Рябинин не знал таким Селиванова. «Что в нем незнакомого?» — подумал он. И ответил себе сам: не он, Рябинин, отец этой красивой женщины, а Селиванов. Наталья не походила на мать, или походила очень мало. Но кого-то она напомнила Рябинину очень.
— Эх, Ваня, она же вся в тебя! — словно подслушав его мысли, сказал Селиванов. И Рябинин побоялся, что не сможет сохранить глаза сухими.
— Внучок где? — спросил Селиванов.
— Бегает! — ответил отец.
«Чей внучок? Мой, что ли? Или его, Селиванова? Господи! Не зря ли я пришел в этот дом? Им и без меня хорошо! Ах, поспешил! Поспешил!»
В небольшой комнате оказался накрытым стол. «Добротно живут! — подумал Рябинин, рассматривая обстановку. — Ишь, напридумали! Такую мебель в деревенскую избу лишь на потеху ставить, а здесь смотрится. Светло».

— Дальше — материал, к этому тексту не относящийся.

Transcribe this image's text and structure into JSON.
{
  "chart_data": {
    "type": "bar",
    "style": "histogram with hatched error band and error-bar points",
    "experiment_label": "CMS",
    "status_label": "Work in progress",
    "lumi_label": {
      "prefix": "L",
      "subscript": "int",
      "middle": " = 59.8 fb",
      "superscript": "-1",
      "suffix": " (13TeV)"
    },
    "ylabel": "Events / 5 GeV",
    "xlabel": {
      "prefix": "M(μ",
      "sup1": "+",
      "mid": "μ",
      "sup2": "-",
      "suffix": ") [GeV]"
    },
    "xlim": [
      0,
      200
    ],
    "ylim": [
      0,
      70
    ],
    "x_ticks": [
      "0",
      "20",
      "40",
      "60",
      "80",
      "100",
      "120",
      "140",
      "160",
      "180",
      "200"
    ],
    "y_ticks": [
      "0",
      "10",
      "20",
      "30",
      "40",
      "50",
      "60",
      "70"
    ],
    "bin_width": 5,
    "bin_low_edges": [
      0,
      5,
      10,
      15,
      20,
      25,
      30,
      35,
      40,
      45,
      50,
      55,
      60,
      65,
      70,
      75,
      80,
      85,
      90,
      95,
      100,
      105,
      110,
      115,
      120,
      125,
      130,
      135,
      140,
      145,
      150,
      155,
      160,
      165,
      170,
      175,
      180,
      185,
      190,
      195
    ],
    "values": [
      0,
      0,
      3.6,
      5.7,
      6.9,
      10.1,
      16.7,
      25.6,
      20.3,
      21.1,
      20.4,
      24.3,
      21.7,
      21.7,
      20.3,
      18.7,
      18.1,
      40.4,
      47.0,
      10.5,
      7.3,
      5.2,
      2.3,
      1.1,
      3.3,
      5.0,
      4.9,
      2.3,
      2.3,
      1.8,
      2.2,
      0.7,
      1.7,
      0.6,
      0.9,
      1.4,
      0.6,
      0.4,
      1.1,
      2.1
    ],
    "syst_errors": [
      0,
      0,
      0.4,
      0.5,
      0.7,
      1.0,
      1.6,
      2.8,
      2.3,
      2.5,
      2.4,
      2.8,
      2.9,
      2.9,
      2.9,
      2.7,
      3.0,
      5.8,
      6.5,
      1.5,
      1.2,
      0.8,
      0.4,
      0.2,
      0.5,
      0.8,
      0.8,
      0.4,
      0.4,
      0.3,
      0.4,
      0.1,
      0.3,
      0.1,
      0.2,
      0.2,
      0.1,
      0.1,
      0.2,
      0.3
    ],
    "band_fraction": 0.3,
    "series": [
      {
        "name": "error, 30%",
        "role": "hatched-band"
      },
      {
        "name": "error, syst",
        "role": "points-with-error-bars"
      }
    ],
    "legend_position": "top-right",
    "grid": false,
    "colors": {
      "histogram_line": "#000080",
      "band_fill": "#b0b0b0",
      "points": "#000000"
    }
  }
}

Он бегал глазами по стенам, по мебели, на окна косился, и все лишь для того, чтобы не встретиться взглядом с дочерью, потому что чувствовал на себе ее взгляд, ее любопытство, — и ничего ведь более! «Это хорошо, — думал он, — что она не очень похожа на свою мать! Могла бы оказаться как две капли… как бы я тогда…» Он нарочно старался думать все вокруг да около, чтобы спокойствие сохранить, а ведь уже руки еле сдерживал от дрожи, а внутри где-то дрожь маятой подбиралась к сердцу, а как до сердца доберется, слез не удержать…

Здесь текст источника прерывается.